The Spanish Flu happened at the tail end of the First World War, in a context of widespread chaos. The response to the crisis was uncoordinated, mostly local, with a high mobilization of civil society groups.

In industrialized nations, the economic impact was rather short lived. Eventually, the economic boom of the “Roaring Twenties” got many people back to work.

In other parts of the world, such as India and sub-Saharan Africa, the consequences were deeper and longer lasting. A shortfall in labour affected harvest and sowing. Food prices spiked, causing widespread famine and an increased flow of migrants into urban centres. This led to social unrest, strikes and rebellion against colonial powers.

What we can learn

Although the world is very different today, we can learn from the events in 1918/19 that a pandemic increases poverty and inequalities; this carries a social and human cost, which can have long term destabilizing effects.

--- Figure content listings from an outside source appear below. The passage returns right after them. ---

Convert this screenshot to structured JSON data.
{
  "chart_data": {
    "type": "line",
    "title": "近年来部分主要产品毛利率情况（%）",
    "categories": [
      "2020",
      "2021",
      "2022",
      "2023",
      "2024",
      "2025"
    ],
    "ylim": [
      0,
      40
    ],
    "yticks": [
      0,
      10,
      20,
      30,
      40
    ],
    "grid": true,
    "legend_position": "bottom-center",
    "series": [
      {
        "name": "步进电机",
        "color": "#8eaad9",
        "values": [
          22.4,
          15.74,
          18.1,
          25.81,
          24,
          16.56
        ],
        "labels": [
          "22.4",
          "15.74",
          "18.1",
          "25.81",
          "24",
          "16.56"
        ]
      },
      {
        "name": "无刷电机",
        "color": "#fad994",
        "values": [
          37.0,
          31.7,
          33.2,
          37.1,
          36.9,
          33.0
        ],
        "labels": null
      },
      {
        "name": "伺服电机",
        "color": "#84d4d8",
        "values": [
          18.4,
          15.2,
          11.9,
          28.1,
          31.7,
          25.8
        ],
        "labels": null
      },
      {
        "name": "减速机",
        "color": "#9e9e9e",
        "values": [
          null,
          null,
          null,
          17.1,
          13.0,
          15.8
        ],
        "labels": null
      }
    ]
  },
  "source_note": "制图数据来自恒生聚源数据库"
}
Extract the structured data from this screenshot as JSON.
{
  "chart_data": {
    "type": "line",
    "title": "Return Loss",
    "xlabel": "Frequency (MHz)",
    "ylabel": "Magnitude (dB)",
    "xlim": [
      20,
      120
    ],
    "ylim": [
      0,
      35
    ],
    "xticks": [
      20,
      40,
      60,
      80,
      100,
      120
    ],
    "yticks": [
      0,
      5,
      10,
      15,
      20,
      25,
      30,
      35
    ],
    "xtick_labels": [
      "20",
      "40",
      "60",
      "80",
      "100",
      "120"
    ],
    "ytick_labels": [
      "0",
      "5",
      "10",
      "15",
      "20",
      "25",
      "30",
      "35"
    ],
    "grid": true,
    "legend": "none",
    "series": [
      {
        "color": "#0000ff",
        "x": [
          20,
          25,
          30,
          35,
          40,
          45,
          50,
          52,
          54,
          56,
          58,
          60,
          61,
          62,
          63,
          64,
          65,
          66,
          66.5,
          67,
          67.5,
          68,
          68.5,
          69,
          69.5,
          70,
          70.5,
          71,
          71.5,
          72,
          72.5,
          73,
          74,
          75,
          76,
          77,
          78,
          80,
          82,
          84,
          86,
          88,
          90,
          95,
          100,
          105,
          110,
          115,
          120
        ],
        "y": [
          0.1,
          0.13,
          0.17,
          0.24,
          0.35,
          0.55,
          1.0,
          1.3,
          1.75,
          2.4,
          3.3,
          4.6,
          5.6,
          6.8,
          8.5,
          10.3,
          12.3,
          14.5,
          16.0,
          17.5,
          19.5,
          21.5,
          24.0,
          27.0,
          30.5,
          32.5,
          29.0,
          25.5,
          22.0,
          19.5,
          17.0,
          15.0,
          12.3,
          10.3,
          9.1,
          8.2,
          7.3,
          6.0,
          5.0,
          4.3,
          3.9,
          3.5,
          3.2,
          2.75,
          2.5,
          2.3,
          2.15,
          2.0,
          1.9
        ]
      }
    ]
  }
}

Today, states have more possibilities to react, including through fiscal and labour market policies and tools, and the opportunity for international cooperation through the United Nations and their international partners.

Policies in response to the COVID-19 crisis need to address inequalities and ensure that poor, rural and marginalized communities are not forgotten. ILO’s labour standards such as Recommendation No. 205, on employment and decent work for peace and resilience, provide the necessary framework.

The global economic and labour market problems arising out of the COVID-19 crisis suggest looking also at the economic crisis of the 1930s and reconstruction policies after World War II.

As a response to massive unemployment and destruction, the ILO promoted comprehensive social protection, including health care, and a variety of employment promotion policies based on the conviction that poverty anywhere constitutes a danger to prosperity everywhere.

These past responses can be an inspiration for recovery policies which have to be fair and – compared to the past – much more sustainable.